The US military also has real world uses for video games. While America's Army has a long ways to go before it can match the full world battle simulation of Planetside, its small scale, close quarters offerings are some of the most realistic in the world. In the latest versions used by the US Army itself in training, it's replaced monsterous mainframe systems with cheap commodity hardware... and it's actually proven in battle. There are cases on the record books where field medics, and even civilins, have preformed medical procedures they only experienced before in the America's Army Video Game. Waste of time? Not according to according to the guys responsible for putting warheads on the forheads either.

AFBlues covered this topic in a very effective manner recently, in this comic : http://www.afblues.com/?p=941. A UAV, or Unmanned Aerial Vehicle had crashed. Nobody was hurt, injured, killed, or whatever. Now... just where do you think the implementation for UAV's came from? If you said Video Games, you got it right. Most of the major improvements in remote control and video control have come from video games. To many UAV pilots, sitting down at their console and flying their craft is exactly identical to sitting down at a computer monitor and loading up a really good flight simulator.

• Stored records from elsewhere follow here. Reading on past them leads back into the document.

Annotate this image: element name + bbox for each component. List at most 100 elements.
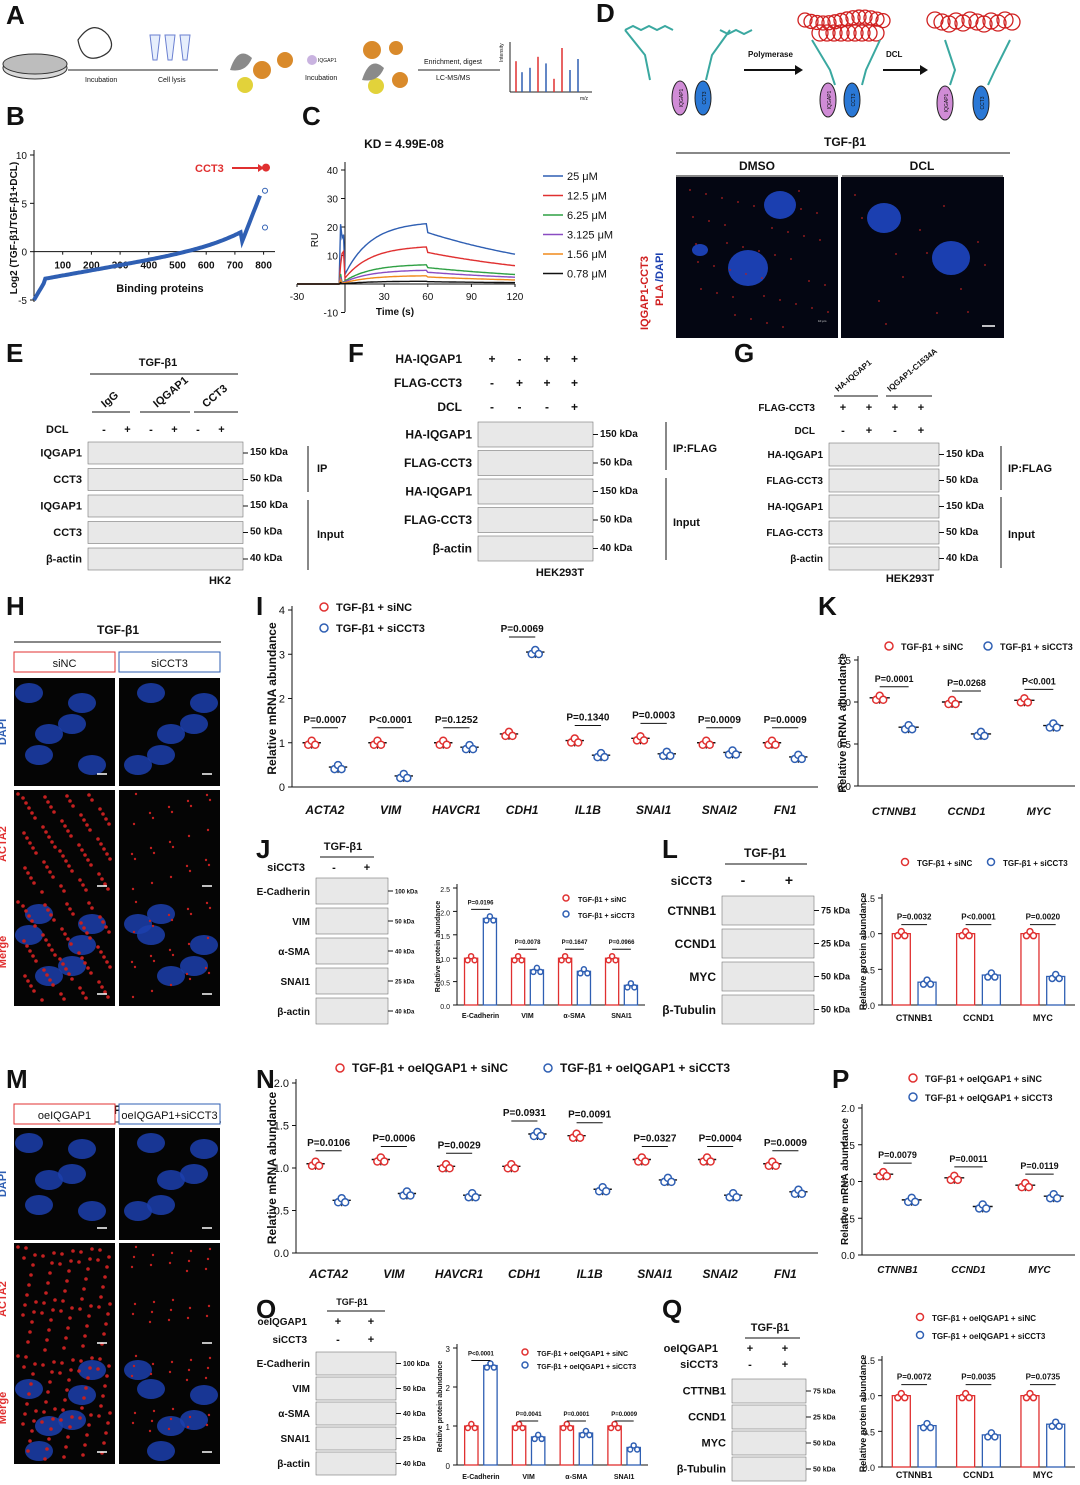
f-sign: + <box>571 400 578 414</box>
actin-signal <box>44 938 48 942</box>
actin-signal <box>25 1402 29 1406</box>
protein-icon <box>368 78 384 94</box>
k-legend-label: TGF-β1 + siNC <box>901 642 964 652</box>
nucleus <box>78 755 106 775</box>
data-point-red <box>1024 1182 1034 1192</box>
actin-signal <box>61 1408 65 1412</box>
data-point-red <box>614 1424 622 1432</box>
o-category-label: E-Cadherin <box>462 1474 499 1481</box>
antibody-icon <box>936 85 954 121</box>
actin-signal <box>51 1417 55 1421</box>
actin-signal <box>206 936 210 940</box>
actin-signal <box>33 924 37 928</box>
f-cond-label: FLAG-CCT3 <box>394 376 462 390</box>
data-point-blue <box>490 1364 498 1371</box>
blot-kda-label: 100 kDa <box>403 1361 430 1368</box>
o-category-label: α-SMA <box>565 1474 587 1481</box>
m-image-tile <box>119 1243 220 1355</box>
data-point-red <box>464 1424 472 1432</box>
actin-signal <box>53 953 57 957</box>
data-point-red <box>575 1133 585 1142</box>
panel-letter-e: E <box>6 338 23 368</box>
q-cond: siCCT3 <box>680 1359 718 1371</box>
actin-signal <box>23 1412 27 1416</box>
legend-marker <box>319 602 329 612</box>
h-cond-box <box>13 651 116 673</box>
d-protein-label: IQGAP1 <box>827 90 833 109</box>
actin-signal <box>65 1388 69 1392</box>
panel-letter-c: C <box>302 101 321 131</box>
d-arrowhead <box>920 65 928 75</box>
actin-signal <box>45 1338 49 1342</box>
actin-signal <box>30 1429 34 1433</box>
data-point-blue <box>1052 723 1062 732</box>
actin-signal <box>107 822 111 826</box>
i-ytick-label: 2 <box>279 694 285 706</box>
data-point-red <box>376 740 386 749</box>
actin-signal <box>150 1419 154 1423</box>
p-ytick-label: 0.5 <box>841 1214 855 1225</box>
data-point-blue <box>1055 974 1063 983</box>
blot-strip <box>731 1404 807 1430</box>
b-ytick-label: 0 <box>21 248 27 259</box>
nucleus <box>124 755 152 775</box>
b-ylabel: Log2 (TGF-β1/TGF-β1+DCL) <box>9 162 20 294</box>
g-sign: + <box>866 402 872 414</box>
data-point-blue <box>337 764 346 774</box>
bar-red <box>463 1425 479 1466</box>
blot-strip <box>828 546 940 571</box>
actin-signal <box>53 1407 57 1411</box>
m-cond-label: oeIQGAP1+siCCT3 <box>121 1110 217 1122</box>
actin-signal <box>31 1372 35 1376</box>
actin-signal <box>148 811 152 815</box>
data-point-red <box>951 699 960 709</box>
actin-signal <box>208 1247 212 1251</box>
actin-signal <box>70 1415 74 1419</box>
actin-signal <box>101 920 105 924</box>
m-cond-box <box>13 1103 116 1125</box>
actin-signal <box>25 944 29 948</box>
actin-signal <box>79 1250 83 1254</box>
i-legend-label: TGF-β1 + siCCT3 <box>336 623 425 635</box>
actin-signal <box>208 1356 212 1360</box>
actin-signal <box>34 851 38 855</box>
q-title: TGF-β1 <box>751 1322 790 1334</box>
l-sign: - <box>741 872 746 888</box>
bar-red <box>511 1425 527 1466</box>
actin-signal <box>96 945 100 949</box>
actin-signal <box>66 937 70 941</box>
actin-signal <box>81 883 85 887</box>
d-pla-dot <box>936 312 938 314</box>
actin-signal <box>60 927 64 931</box>
d-rca-loop <box>947 12 965 30</box>
nucleus <box>25 1195 53 1215</box>
bar-red <box>463 957 479 1006</box>
actin-signal <box>96 1367 100 1371</box>
data-point-blue <box>624 984 631 991</box>
actin-signal <box>204 858 208 862</box>
o-pvalue: P=0.0009 <box>611 1412 638 1418</box>
data-point-blue <box>531 1435 538 1443</box>
h-row-label: Merge <box>0 936 9 968</box>
d-rca-loop <box>851 9 867 25</box>
actin-signal <box>68 799 72 803</box>
actin-signal <box>65 902 69 906</box>
actin-signal <box>51 875 55 879</box>
actin-signal <box>130 852 134 856</box>
data-point-red <box>1023 698 1033 707</box>
blot-row-label: FLAG-CCT3 <box>766 476 823 487</box>
actin-signal <box>26 871 30 875</box>
j-category-label: E-Cadherin <box>462 1013 499 1020</box>
q-category-label: CTNNB1 <box>896 1470 933 1480</box>
n-ylabel: Relative mRNA abundance <box>265 1092 279 1245</box>
actin-signal <box>28 841 32 845</box>
legend-marker <box>900 857 910 867</box>
c-xtick-label: 30 <box>379 292 391 303</box>
data-point-blue <box>910 1197 920 1207</box>
data-point-blue <box>471 1192 480 1202</box>
d-pla-dot <box>695 243 697 245</box>
j-ytick-label: 1.5 <box>440 934 450 941</box>
actin-signal <box>170 810 174 814</box>
actin-signal <box>21 904 25 908</box>
q-pvalue: P=0.0072 <box>897 1373 932 1382</box>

The examples of real life implementations of video games go on. Space Shuttle Launches? Take a good look at the inside of NASA's space centers when they put a shuttle launch on TV. Air-Defense and Missile Command Systems? Good luck determining whether or not a Patriot Missiles Control deck is a game. It isn't of course, but if you wanted to, you could use it to simulate an entire missile attack and counter-attack. The implementation of video games in real life is not just limited to Military applications either. City bomb squads depend on robots and controls that were developed as off-shoots of... you guessed it... video games.

The idea of using games for combat training has been around for years, it was one of the major plot points to Orson Scott Card's book, Ender's Game. In that book, children were told they were playing games... instead they were training for, and then actually implementing real battle strategies and controlling epic fights light years away. Monica Hughes used the same sort of plot point in her book, Invitation To the Game. The plot point there consisted of a group of grade school graduates being introduced to an alien world... through a video game. Then there was Star Trek and the Holo Deck. In fiction, the ideas have been there for decades. Now, those ideas are here... in reality.

Okay, as I explained back in 2008, just playing a game doesn't automatically grant you certain skills. However, certain games can teach you certain skills. Playing a Flight Simulator won't automatically teach you how to pilot a Cesna. However, you can use a Flight Simulator to improve your skills and how you interact with the equipment. You can train your eyes to detect certain positions of the aircraft. Most flight schools put pilots through hours in simulators before sending them up in a real craft. Waste of time? I've yet to meet one pilot who thought a Flight Simulator was a waste of time.

Now, I realize that I am dancing around the issue of how an 11-year old managed to get a degree in LA's University System. That is a can of worms on it's on. From that single comment on video games though? I seriously question how good LA's school system is if it could turn out somebody that can't even see basic benefits that video gaming has brought over the past years.

Then again, it is LA. I've been there. I can't really say I'm surprised.